Same disease, opposite side: golfer’s elbow affects the inner attachment (the muscles that curl the wrist and grip), tennis elbow the outer (the muscles that lift the wrist). Golfer’s elbow is more provoked by lifting palm-up, throwing, and pull-ups; tennis elbow by palm-down lifting and gripping.
I don’t play golf — why do I have it?
Most people with it don’t. Gripping trades, carrying, weight training (especially pull-ups and curls), throwing sports and climbing are the usual drivers — anything loading the wrist flexors repeatedly or suddenly.
What’s the tingling in my fingers?
Possibly the ulnar nerve, which passes directly behind the inner elbow.

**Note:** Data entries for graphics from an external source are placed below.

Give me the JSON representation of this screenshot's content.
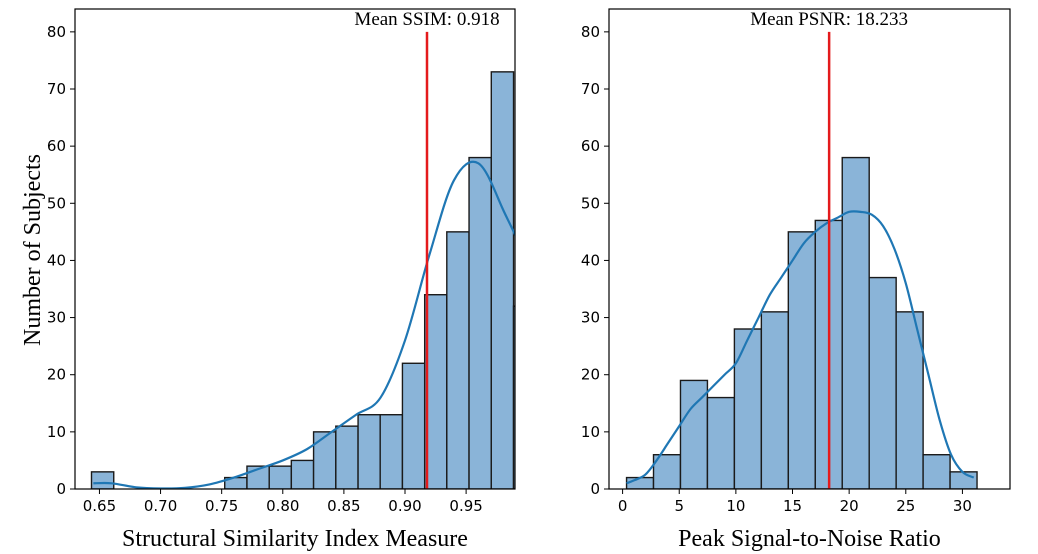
{
  "figure": {
    "ylabel": "Number of Subjects"
  },
  "chart_data": [
    {
      "type": "bar",
      "subtype": "histogram",
      "xlabel": "Structural Similarity Index Measure",
      "ylabel": "Number of Subjects",
      "xlim": [
        0.63,
        0.99
      ],
      "ylim": [
        0,
        84
      ],
      "xticks": [
        "0.65",
        "0.70",
        "0.75",
        "0.80",
        "0.85",
        "0.90",
        "0.95"
      ],
      "yticks": [
        "0",
        "10",
        "20",
        "30",
        "40",
        "50",
        "60",
        "70",
        "80"
      ],
      "bins": [
        [
          0.6435,
          0.6617,
          3
        ],
        [
          0.6617,
          0.6798,
          0
        ],
        [
          0.6798,
          0.698,
          0
        ],
        [
          0.698,
          0.7162,
          0
        ],
        [
          0.7162,
          0.7344,
          0
        ],
        [
          0.7344,
          0.7525,
          0
        ],
        [
          0.7525,
          0.7707,
          2
        ],
        [
          0.7707,
          0.7889,
          4
        ],
        [
          0.7889,
          0.807,
          4
        ],
        [
          0.807,
          0.8252,
          5
        ],
        [
          0.8252,
          0.8434,
          10
        ],
        [
          0.8434,
          0.8616,
          11
        ],
        [
          0.8616,
          0.8797,
          13
        ],
        [
          0.8797,
          0.8979,
          13
        ],
        [
          0.8979,
          0.9161,
          22
        ],
        [
          0.9161,
          0.9342,
          34
        ],
        [
          0.9342,
          0.9524,
          45
        ],
        [
          0.9524,
          0.9706,
          58
        ],
        [
          0.9706,
          0.9888,
          73
        ],
        [
          0.9888,
          1.007,
          32
        ]
      ],
      "kde": [
        [
          0.645,
          1
        ],
        [
          0.66,
          1
        ],
        [
          0.68,
          0.3
        ],
        [
          0.7,
          0.1
        ],
        [
          0.72,
          0.2
        ],
        [
          0.74,
          0.8
        ],
        [
          0.76,
          2
        ],
        [
          0.78,
          3.5
        ],
        [
          0.8,
          5
        ],
        [
          0.82,
          7
        ],
        [
          0.84,
          10
        ],
        [
          0.86,
          13
        ],
        [
          0.88,
          16
        ],
        [
          0.9,
          26
        ],
        [
          0.92,
          41
        ],
        [
          0.94,
          54
        ],
        [
          0.96,
          57
        ],
        [
          0.98,
          49
        ],
        [
          1.0,
          38
        ],
        [
          1.005,
          21
        ]
      ],
      "mean_line": {
        "value": 0.918,
        "label": "Mean SSIM: 0.918"
      },
      "colors": {
        "bar_fill": "#8ab4d8",
        "bar_edge": "#1a1a1a",
        "kde": "#1f77b4",
        "mean": "#e41a1c"
      }
    },
    {
      "type": "bar",
      "subtype": "histogram",
      "xlabel": "Peak Signal-to-Noise Ratio",
      "ylabel": "",
      "xlim": [
        -1.2,
        34.2
      ],
      "ylim": [
        0,
        84
      ],
      "xticks": [
        "0",
        "5",
        "10",
        "15",
        "20",
        "25",
        "30"
      ],
      "yticks": [
        "0",
        "10",
        "20",
        "30",
        "40",
        "50",
        "60",
        "70",
        "80"
      ],
      "bins": [
        [
          0.35,
          2.73,
          2
        ],
        [
          2.73,
          5.11,
          6
        ],
        [
          5.11,
          7.49,
          19
        ],
        [
          7.49,
          9.87,
          16
        ],
        [
          9.87,
          12.25,
          28
        ],
        [
          12.25,
          14.63,
          31
        ],
        [
          14.63,
          17.01,
          45
        ],
        [
          17.01,
          19.39,
          47
        ],
        [
          19.39,
          21.77,
          58
        ],
        [
          21.77,
          24.15,
          37
        ],
        [
          24.15,
          26.53,
          31
        ],
        [
          26.53,
          28.91,
          6
        ],
        [
          28.91,
          31.29,
          3
        ]
      ],
      "kde": [
        [
          0.35,
          1
        ],
        [
          1,
          1.5
        ],
        [
          2,
          2.5
        ],
        [
          3,
          5
        ],
        [
          4,
          8
        ],
        [
          5,
          11
        ],
        [
          6,
          14
        ],
        [
          7,
          16
        ],
        [
          8,
          18
        ],
        [
          9,
          20
        ],
        [
          10,
          22
        ],
        [
          11,
          26
        ],
        [
          12,
          30
        ],
        [
          13,
          34
        ],
        [
          14,
          37
        ],
        [
          15,
          40
        ],
        [
          16,
          43
        ],
        [
          17,
          45
        ],
        [
          18,
          46.5
        ],
        [
          19,
          47.5
        ],
        [
          20,
          48.5
        ],
        [
          21,
          48.5
        ],
        [
          22,
          48
        ],
        [
          23,
          46
        ],
        [
          24,
          42
        ],
        [
          25,
          36
        ],
        [
          26,
          28
        ],
        [
          27,
          20
        ],
        [
          28,
          12
        ],
        [
          29,
          6
        ],
        [
          30,
          3
        ],
        [
          31,
          2
        ]
      ],
      "mean_line": {
        "value": 18.233,
        "label": "Mean PSNR: 18.233"
      },
      "colors": {
        "bar_fill": "#8ab4d8",
        "bar_edge": "#1a1a1a",
        "kde": "#1f77b4",
        "mean": "#e41a1c"
      }
    }
  ]
}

Tingling in the ring and little fingers alongside inner-elbow pain needs specific nerve assessment — it changes both diagnosis and treatment, and it’s part of our standard examination.
How long does recovery take?
Similar to tennis elbow: real improvement in 6–12 weeks of progressive loading, full recovery commonly 3–6 months. Throwing athletes need a staged return-to-throwing programme at the end.
Should I rest it completely?
No — complete rest deconditions the tendon and delays recovery. The skill is finding the load that stimulates adaptation without flaring the tendon, then progressing it steadily. That’s precisely what your programme prescribes.
Do injections help?
Evidence mirrors tennis elbow: short-term relief, no long-term advantage, and repeated injections risk harming the tendon — with the added caution of the ulnar nerve’s proximity. We treat injections as a rarely needed bridge, never the plan.
What does ACTYMED’s treatment include?
Measured diagnosis (including nerve screening), a progressive flexor-loading programme built from your baseline grip strength, dry needling of the overworked forearm flexors, manual therapy for the elbow and neck where indicated, and sport- or work-specific reloading — with grip-strength re-testing tracking the recovery.
When is surgery indicated for golfer’s elbow?
Rarely — the large majority resolve with progressive loading over months. Surgical debridement is reserved for cases that remain disabling after 6–12 months of genuinely completed rehabilitation, with the added consideration of the nearby ulnar nerve, which is assessed at the same time. As with tennis elbow, incomplete rehab — not failed rehab — explains most persistent cases.